Top benefits of selecting HR software with an HRMS portal
For most employees, when we speak about HRMS portals, we’re talking about the way in which they access their HRMS self-service functions. The portal is the access point for automated HR processes and information. For most employees, this usually means managing their personal data and records, time and attendance (including making requests for time off), viewing pay checks online, and access to corporate information, such as policies and procedures and a staff directory. Managers, according to their level and responsibilities, will likely see links to workforce planning, team data, and reports and analytics on their portal dashboard. Senior execs and the C-suite may have higher-level number-crunching options offering deep insights at a strategic level.
Below, we’ve listed some of the benefits of HRMS portals for your business, your employees, and return on investment.
Improved communication
In all but the smallest of businesses, workforces are increasingly scattered nowadays. We don’t all fit into a single office or premises anymore but instead are likely to be in multiple locations, including working from home, or out of a suitcase ‘on the road’. With this dispersed organization, clean, clear and rapid communications between colleagues are essential to performance. Managers and the C-suite can use the portal for blanket communications, disseminating information that everyone needs. Teams of employees may have chat groups, allowing for instant messaging on key, just-in-time issues. And individuals can communicate when they need to, irrespective of where they might be, either geographically or team-wise.
Enhanced recruitment
An HR portal may have a recruitment facet, allowing potential job candidates to search out current vacancies, submit an application, and track their progress through the assessment process. Interested parties can also set up a reminder to notify them of job openings that match their interest. In this sense, your HRMS portal becomes part of your talent pipeline.
More efficient onboarding
Following recruitment, once you have your new hire, an HR portal can facilitate their onboarding and introduction to the organization. Using the same access point, the successful candidate can begin to learn more about their role and the context in which they’ll perform before they arrive for Day #1. Ideal for accessing all the necessary background information, an HRMS portal can connect your new hire with experienced colleagues, their fellow team members, the senior drivers of the business, and so on.
With an HRMS portal, new recruits arrive for their first day of work much more knowledgeable and better-equipped to perform from the go.
Learning and development
The last couple of decades have seen a shift from purely face-to-face, classroom-based learning events to include more online and e-learning alternatives. Likewise, your employees can use an HRMS portal to access their training options in the form of a ‘training directory’. In this way, employees have direct access to learning (their line manager should be involved but the portal means they don’t become a gatekeeper, determining who accesses training and who doesn’t). Training requirements, objectives, records and even evaluation of learning acquired can all form part of the employee HRMS portal experience.
Time and attendance
With an HRMS portal, there is potential for directly connecting employee attendance and hours worked with payroll. Leaving behind traditional punch clocks, employees can log in to (and out of) work via the portal. Effectively, each employee is inputting this critical information into the same system that will use it to calculate their salary payment. This reduces the number of links in the chain, and therefore the potential opportunities for error.
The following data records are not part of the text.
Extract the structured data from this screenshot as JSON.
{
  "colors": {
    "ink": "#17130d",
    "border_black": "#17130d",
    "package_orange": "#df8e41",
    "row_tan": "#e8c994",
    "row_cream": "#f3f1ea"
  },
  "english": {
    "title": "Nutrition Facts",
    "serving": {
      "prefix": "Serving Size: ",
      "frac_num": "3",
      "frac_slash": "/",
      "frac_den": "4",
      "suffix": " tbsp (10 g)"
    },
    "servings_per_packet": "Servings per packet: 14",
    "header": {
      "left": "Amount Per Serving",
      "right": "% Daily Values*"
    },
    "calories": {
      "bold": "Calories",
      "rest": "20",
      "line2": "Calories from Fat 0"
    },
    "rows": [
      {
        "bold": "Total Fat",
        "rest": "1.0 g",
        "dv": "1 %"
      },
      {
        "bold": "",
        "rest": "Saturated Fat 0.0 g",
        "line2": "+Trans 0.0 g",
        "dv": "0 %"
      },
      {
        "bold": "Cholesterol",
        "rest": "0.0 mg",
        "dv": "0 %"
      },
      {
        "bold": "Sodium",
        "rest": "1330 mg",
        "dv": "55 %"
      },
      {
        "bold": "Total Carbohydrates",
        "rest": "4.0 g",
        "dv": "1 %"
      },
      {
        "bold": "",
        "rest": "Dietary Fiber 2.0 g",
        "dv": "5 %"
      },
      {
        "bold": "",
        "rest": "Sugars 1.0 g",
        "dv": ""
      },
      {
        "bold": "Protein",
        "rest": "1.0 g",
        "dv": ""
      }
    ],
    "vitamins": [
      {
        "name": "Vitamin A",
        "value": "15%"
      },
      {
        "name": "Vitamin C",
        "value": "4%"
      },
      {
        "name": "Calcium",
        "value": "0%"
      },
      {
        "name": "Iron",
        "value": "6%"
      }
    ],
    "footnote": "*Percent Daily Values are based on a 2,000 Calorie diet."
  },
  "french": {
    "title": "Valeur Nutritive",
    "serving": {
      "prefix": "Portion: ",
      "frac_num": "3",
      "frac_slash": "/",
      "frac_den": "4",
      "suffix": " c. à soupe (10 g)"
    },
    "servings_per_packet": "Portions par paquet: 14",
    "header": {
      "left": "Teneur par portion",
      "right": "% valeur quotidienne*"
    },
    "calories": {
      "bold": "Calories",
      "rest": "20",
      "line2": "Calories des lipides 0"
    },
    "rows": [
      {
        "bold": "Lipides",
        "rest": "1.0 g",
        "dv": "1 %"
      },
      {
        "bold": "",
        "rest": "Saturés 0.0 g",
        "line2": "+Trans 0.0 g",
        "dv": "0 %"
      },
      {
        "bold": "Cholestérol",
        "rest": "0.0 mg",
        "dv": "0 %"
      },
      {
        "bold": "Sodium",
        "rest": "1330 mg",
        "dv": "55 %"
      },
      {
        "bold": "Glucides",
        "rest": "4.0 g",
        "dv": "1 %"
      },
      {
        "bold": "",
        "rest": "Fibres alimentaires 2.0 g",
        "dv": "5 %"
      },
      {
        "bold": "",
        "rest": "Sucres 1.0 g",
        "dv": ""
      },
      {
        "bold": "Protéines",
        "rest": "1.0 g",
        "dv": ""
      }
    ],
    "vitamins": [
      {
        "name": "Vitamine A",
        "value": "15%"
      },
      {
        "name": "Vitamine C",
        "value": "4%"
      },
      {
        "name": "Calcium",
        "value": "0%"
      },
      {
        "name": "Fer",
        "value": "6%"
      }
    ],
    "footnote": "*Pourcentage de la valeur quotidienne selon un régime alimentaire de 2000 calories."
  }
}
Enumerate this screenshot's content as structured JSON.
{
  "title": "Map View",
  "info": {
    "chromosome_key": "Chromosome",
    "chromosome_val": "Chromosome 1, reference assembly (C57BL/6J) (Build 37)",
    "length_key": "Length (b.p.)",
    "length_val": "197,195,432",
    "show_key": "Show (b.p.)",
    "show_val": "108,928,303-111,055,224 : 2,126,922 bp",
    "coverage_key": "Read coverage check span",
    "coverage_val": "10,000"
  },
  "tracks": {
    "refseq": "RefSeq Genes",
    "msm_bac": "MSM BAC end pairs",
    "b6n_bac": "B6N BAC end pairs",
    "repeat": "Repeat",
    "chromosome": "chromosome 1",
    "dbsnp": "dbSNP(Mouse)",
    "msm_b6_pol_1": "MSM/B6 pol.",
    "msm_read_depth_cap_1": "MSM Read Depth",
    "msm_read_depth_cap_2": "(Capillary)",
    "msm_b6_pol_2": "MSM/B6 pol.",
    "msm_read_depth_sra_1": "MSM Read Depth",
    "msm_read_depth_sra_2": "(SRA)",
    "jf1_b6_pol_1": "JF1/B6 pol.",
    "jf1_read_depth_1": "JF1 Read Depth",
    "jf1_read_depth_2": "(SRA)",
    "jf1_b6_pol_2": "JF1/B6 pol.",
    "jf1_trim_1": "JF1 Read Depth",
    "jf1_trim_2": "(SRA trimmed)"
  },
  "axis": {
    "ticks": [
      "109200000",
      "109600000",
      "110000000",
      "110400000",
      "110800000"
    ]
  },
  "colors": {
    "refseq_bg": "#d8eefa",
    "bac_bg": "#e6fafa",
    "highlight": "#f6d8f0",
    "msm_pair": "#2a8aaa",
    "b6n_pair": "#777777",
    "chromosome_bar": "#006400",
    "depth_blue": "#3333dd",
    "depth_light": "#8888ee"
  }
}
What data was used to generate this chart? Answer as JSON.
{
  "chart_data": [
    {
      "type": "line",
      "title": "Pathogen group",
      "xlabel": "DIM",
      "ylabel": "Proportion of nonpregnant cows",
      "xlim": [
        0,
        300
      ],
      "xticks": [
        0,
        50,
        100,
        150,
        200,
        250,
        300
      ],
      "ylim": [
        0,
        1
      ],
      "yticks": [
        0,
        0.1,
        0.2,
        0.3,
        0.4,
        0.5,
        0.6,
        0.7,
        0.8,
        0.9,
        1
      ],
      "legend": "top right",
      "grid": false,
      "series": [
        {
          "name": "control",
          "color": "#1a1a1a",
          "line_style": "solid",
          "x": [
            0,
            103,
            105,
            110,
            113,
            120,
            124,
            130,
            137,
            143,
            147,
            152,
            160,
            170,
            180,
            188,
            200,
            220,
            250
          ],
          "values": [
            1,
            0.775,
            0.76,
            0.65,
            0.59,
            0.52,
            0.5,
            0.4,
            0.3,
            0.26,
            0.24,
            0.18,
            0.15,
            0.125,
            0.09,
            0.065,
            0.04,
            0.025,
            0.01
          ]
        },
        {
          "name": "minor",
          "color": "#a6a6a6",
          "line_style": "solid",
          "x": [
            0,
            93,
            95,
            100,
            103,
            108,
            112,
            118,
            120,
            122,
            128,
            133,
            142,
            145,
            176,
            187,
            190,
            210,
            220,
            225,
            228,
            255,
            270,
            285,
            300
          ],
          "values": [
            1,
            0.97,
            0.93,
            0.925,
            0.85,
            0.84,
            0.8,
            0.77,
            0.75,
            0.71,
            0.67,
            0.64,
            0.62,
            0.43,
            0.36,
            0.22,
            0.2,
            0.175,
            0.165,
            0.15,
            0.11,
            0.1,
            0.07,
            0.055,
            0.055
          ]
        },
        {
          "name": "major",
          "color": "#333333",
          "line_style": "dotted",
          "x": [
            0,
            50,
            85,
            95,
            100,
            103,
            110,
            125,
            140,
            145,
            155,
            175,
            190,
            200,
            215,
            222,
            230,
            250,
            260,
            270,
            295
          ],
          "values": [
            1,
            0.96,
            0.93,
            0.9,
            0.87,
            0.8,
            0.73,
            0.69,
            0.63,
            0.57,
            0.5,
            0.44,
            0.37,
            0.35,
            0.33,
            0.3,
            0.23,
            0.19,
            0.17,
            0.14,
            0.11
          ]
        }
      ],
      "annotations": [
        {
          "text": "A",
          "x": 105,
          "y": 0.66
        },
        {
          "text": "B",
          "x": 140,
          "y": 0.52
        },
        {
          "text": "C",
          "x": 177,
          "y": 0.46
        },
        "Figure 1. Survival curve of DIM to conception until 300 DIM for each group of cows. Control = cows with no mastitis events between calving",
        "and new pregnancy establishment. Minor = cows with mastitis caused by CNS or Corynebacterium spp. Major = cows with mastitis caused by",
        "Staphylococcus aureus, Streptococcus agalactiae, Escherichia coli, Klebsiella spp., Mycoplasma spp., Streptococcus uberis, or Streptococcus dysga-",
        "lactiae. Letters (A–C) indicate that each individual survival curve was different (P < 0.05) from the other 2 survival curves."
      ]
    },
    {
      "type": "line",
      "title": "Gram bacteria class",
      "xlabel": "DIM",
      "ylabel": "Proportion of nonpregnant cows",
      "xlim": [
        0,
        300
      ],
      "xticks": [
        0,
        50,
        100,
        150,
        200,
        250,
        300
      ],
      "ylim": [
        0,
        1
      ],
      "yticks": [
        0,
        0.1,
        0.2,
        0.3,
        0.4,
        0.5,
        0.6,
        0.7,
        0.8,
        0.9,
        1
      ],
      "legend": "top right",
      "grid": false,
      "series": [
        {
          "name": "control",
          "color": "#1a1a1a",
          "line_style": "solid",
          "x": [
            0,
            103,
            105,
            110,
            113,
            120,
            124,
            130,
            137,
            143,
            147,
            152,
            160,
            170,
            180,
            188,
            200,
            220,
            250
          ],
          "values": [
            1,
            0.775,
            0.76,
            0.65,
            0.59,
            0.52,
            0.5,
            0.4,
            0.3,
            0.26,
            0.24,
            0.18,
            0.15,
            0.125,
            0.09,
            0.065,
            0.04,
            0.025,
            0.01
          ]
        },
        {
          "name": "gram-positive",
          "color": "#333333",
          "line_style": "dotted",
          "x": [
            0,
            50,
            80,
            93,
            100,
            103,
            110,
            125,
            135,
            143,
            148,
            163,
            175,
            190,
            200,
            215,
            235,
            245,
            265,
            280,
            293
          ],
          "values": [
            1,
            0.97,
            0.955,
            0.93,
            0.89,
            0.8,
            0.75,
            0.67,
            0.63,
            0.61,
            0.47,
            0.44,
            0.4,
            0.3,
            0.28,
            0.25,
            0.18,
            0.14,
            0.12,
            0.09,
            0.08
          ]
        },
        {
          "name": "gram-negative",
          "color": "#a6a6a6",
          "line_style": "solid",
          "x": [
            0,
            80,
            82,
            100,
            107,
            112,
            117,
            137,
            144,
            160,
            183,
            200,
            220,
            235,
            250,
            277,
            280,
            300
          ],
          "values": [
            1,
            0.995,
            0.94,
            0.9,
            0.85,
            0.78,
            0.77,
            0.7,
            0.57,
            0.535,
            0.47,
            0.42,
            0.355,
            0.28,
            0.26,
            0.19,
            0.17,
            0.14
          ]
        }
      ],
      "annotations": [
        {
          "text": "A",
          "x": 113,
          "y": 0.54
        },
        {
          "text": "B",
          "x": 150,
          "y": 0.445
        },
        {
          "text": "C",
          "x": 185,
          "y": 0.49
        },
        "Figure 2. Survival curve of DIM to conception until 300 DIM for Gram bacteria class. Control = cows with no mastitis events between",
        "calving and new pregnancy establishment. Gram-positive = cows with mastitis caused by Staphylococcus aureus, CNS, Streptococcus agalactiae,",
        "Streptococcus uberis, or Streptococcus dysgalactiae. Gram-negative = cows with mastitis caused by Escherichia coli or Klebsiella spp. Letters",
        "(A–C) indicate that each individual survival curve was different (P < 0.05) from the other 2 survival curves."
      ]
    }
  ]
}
Likewise, a portal can make it easier for employees to manage and request their paid time off. Needless to say, this and the other improvements or advantages outlined above all have an impact on the HR team itself, often reducing the administrative burden and repetitive tasks.
The interaction can be two-way
An HRMS portal is not only about employees (at all levels) accessing the system, it can also be used by the organization to ‘access’ the workforce. Everybody in the organization has access to the HRMS portal, therefore everybody is accessible via the portal. This can be simple corporate communications and messages disseminated to all employees via the portal. However, it can also be an avenue for more sophisticated interactions, such as inviting and providing access to an employee satisfaction or wellness survey.
A changing workload for the HR team
A much-touted benefit of any HRMS is the time it saves for HR staff (time which can then be parlayed into either a reduction in HR overhead or additional resources for more strategic HR initiatives). This saved time stems from the automation of many repetitive, mundane procedural tasks, such as managing paid time off requests. The benefit to the HR team can be significant but likewise, employees usually see the pluses in their daily working lives. Namely, the mundane tasks that should be so straightforward are less subject to human error, resulting in a drop in frustration levels and less employee time wasted on something that really should take no time at all, practically. Plus, in a business sense, saving time means saving money.
A customized HRMS portal can improve all employees’ HR experience, reduce avoidable errors, and be a valuable aid to closer working and collaboration, especially across disciplinary silos.